Include the formula asserting that the six markers in cells $j-1,j,j+1$ at times $t$ and $t+1$ form an element of $L_M$:
\begin{align*}
\bigvee_{((a_-,a_0,a_+),(b_-,b_0,b_+)) \in L_M} \Bigl(Y_{t,j-1,a_-} \wedge Y_{t,j,a_0} \wedge Y_{t,j+1,a_+} \wedge Y_{t+1,j-1,b_-} \wedge Y_{t+1,j,b_0} \wedge Y_{t+1,j+1,b_+}\Bigr).
\end{align*}
Because each row has exactly one head-state marker, there is a unique scanned cell and state in the row at time $t$. The window centered at that scanned cell selects one legal transition of $M$; the overlapping windows centered at the neighbouring cells force the written symbol, new state marker, and head displacement to agree with that same transition. Every window whose three cells do not include the scanned cell contains no head-state marker in its upper row, so membership in $L_M$ forces the corresponding lower-row tape symbols to remain unchanged. Hence a pair of consecutive rows is a legal transition of $M$ if and only if every adjacent two-row window belongs to $L_M$.
[/step]
[step:Force acceptance in one of the tableau rows]

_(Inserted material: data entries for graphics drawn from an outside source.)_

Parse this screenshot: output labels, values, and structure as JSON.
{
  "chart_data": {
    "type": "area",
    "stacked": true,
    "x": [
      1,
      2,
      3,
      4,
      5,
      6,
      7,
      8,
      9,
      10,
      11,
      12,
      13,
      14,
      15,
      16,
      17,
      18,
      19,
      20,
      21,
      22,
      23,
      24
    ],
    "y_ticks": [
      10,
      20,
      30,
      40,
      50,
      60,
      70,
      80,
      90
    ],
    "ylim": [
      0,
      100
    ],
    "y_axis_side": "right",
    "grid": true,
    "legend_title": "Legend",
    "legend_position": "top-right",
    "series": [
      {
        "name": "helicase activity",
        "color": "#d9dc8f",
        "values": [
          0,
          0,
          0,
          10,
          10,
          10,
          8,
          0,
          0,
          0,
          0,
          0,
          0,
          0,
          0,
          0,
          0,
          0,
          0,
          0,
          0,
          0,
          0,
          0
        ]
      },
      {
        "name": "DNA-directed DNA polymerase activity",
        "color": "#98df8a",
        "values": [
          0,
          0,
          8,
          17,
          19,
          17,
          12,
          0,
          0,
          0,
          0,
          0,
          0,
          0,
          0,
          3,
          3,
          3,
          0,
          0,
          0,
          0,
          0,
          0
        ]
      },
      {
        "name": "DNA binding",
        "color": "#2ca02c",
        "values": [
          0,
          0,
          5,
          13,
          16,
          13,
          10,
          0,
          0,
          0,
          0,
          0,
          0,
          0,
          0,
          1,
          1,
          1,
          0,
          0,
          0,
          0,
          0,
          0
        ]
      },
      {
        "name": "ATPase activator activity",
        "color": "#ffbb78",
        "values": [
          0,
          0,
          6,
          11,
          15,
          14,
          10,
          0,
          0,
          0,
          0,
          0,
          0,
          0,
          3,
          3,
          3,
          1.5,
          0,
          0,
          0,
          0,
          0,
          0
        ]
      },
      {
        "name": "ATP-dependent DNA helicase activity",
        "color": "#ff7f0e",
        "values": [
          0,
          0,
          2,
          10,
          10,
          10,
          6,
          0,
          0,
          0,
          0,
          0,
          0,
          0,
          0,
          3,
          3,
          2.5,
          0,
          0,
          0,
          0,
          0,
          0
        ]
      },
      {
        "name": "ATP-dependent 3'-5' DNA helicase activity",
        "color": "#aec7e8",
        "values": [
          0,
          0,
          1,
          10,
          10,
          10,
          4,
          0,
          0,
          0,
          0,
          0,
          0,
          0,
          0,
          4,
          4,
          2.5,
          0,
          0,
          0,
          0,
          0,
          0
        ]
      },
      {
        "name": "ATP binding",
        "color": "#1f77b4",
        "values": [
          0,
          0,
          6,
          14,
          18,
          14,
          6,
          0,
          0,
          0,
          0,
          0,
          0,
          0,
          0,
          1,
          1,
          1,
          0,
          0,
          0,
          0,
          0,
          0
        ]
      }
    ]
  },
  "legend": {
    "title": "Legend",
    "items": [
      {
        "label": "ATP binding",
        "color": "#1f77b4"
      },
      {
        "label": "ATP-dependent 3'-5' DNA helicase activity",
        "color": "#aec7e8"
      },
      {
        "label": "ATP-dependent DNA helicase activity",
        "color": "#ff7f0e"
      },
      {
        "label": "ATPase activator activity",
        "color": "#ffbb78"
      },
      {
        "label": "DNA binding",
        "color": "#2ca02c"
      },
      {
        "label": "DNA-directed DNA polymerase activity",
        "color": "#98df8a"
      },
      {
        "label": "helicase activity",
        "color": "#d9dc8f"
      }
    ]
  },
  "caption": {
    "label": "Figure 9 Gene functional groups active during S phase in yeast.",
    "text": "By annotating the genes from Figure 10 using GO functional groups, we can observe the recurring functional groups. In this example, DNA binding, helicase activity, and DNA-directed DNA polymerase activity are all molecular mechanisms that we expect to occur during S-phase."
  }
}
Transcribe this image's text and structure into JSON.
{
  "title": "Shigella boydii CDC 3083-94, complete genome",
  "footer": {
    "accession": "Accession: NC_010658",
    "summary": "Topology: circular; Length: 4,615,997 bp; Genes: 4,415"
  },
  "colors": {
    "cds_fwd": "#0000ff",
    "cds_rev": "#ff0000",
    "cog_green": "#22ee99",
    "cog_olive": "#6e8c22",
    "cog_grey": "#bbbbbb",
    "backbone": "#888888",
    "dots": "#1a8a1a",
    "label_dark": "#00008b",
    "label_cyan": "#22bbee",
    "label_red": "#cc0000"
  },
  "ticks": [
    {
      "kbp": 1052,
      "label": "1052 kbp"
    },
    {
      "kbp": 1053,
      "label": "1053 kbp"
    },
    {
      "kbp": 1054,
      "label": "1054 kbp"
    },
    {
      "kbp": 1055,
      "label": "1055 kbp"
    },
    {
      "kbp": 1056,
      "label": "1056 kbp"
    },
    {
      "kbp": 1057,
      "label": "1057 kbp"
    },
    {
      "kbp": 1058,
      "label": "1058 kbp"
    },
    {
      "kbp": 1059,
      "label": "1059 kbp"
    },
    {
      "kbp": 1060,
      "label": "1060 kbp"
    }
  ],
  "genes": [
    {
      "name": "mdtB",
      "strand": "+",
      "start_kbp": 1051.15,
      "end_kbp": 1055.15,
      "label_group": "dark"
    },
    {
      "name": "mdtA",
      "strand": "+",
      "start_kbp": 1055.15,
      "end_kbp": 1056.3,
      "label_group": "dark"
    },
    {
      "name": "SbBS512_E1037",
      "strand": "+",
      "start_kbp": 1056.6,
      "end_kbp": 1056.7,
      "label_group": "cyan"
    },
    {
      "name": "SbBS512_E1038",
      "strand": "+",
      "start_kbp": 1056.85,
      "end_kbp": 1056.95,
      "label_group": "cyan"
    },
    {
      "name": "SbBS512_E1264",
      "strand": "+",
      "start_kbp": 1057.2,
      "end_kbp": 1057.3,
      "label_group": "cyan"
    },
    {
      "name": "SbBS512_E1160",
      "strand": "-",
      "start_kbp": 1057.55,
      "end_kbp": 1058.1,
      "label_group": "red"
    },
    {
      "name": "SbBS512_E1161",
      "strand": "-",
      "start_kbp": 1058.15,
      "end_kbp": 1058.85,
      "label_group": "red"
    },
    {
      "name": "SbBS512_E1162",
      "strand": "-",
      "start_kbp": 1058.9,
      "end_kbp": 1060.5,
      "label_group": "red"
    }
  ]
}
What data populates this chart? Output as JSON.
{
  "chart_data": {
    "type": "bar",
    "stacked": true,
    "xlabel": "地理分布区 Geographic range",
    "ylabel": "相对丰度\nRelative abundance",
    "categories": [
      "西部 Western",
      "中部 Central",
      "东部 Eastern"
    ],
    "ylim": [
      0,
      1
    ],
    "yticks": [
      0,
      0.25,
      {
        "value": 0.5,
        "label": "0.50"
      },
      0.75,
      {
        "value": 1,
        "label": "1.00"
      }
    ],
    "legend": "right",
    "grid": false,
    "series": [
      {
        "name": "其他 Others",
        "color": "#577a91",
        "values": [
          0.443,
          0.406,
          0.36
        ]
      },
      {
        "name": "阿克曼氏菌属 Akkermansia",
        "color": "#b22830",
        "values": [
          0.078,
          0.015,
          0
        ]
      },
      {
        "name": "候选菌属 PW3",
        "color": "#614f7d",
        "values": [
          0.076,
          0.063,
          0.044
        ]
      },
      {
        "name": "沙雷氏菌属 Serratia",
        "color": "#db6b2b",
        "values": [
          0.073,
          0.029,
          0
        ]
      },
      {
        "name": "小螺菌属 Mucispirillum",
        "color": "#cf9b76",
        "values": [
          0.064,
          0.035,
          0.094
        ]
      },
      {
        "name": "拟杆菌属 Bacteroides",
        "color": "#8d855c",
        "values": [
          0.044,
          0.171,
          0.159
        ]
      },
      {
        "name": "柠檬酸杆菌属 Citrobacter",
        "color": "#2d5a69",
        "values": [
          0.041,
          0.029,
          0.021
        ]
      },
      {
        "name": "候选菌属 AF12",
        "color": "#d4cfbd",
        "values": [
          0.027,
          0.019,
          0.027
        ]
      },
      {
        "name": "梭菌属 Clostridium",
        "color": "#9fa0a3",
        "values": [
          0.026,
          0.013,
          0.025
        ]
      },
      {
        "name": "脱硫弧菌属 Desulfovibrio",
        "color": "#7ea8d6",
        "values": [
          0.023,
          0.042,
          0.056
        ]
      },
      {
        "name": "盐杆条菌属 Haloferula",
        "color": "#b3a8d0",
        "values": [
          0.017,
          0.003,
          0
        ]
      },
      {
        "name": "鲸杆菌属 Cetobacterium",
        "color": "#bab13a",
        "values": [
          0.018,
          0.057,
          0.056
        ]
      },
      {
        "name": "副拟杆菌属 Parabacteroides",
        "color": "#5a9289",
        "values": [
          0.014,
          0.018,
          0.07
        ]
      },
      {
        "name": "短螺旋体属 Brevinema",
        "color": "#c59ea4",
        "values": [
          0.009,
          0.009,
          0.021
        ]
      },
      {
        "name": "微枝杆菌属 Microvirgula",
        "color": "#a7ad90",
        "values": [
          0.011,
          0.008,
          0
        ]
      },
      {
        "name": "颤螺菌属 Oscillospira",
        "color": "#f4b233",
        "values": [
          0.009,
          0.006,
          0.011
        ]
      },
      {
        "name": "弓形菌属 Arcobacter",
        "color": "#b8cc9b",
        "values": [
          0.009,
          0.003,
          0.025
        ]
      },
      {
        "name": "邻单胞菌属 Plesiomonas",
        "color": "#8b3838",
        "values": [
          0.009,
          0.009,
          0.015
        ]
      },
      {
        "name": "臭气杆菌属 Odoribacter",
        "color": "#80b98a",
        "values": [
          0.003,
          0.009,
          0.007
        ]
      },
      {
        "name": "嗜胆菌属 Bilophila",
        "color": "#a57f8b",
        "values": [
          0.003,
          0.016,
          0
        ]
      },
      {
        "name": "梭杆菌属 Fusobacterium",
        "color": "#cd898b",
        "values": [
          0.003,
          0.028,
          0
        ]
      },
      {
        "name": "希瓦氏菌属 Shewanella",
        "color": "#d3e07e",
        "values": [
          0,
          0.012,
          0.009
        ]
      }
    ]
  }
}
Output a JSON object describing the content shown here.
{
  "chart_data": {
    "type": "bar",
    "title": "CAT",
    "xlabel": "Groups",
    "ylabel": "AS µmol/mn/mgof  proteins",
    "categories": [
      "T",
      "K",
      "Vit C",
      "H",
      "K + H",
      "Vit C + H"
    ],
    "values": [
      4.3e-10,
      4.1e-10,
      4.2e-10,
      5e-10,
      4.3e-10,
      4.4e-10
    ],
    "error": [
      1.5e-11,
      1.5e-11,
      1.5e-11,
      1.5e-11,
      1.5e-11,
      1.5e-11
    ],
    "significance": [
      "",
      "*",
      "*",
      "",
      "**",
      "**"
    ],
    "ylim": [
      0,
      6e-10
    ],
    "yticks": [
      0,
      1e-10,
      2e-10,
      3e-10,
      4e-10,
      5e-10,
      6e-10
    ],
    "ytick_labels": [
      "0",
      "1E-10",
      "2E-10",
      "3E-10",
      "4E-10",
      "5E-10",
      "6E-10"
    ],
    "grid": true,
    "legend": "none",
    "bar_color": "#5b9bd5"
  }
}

Include the accepting formula
\begin{align*}
\bigvee_{t \in I_T}\bigvee_{j \in J_T}\bigvee_{q \in F}\bigvee_{a \in \Gamma} X_{t,j,(q,a)}.
\end{align*}
This formula says that at some time $t \le T$, the unique head-state marker is in an accepting state.
[/step]
[step:Assemble the reduction and prove its size is polynomial]
Let $\Phi_{M,x}$ be the conjunction of all formulas introduced above: cell uniqueness, unique head-state per row, initial configuration, local transition legality, and acceptance. The number of variables is
\begin{align*}
|I_T|\,|J_T|\,|C| = (T+1)(2T+1)|C|.
\end{align*}
Since $M$ is fixed, $|C|$ is constant with respect to $x$. The number of uniqueness clauses is bounded by a constant multiple of $(T+1)(2T+1)$, the number of head uniqueness clauses is bounded by a constant multiple of $(T+1)(2T+1)^2$, the number of local transition constraints is bounded by a constant multiple of $(T+1)(2T+1)$, and the accepting formula has size bounded by a constant multiple of $(T+1)(2T+1)$. Since $T=p(|x|)$, the length of $\Phi_{M,x}$ is bounded by a polynomial in $|x|$.
The map
\begin{align*}
f: \{0,1\}^* \to \{\text{Boolean formulas}\}, \qquad x \mapsto \Phi_{M,x}
\end{align*}
is computable in polynomial time: for each polynomially many tableau location, it writes a fixed finite pattern of clauses determined by $M$, together with the input-dependent unit clauses specifying the first row.
[/step]
[step:Show that the formula is satisfiable exactly for accepted inputs]
Assume first that $x \in A$. Then $M$ has an accepting computation branch on $x$ of length at most $T$. Fill the tableau with the successive configurations on that branch, repeating the accepting configuration after acceptance if necessary. Assign $X_{t,j,c}=1$ exactly when marker $c$ is the actual marker at time $t$ and cell $j$, and assign all other tableau variables the value $0$. The uniqueness, initial, transition, and accepting constraints are satisfied by construction. Hence $\Phi_{M,x} \in \mathrm{SAT}$.
Conversely, assume $\Phi_{M,x}$ is satisfiable, and let $\sigma$ be a satisfying truth assignment for its variables. The cell and head constraints extract from $\sigma$ a unique marker in every cell of every row and exactly one head-state marker in every row. The initial clauses make row $0$ the initial configuration of $M$ on $x$. The local transition clauses ensure that each row follows legally from the preceding row under one transition of $M$. The accepting clause gives a time $t \le T$ at which the unique state belongs to $F$. Therefore the extracted tableau is an accepting computation branch of $M$ on $x$, so $x \in A$.
Thus, for every $x \in \{0,1\}^*$,
\begin{align*}
x \in A \iff \Phi_{M,x} \in \mathrm{SAT}.
\end{align*}
Since $A \in \mathrm{NP}$ was arbitrary, every language in $\mathrm{NP}$ polynomial-time many-one reduces to $\mathrm{SAT}$. Together with $\mathrm{SAT} \in \mathrm{NP}$, this proves that $\mathrm{SAT}$ is NP-complete.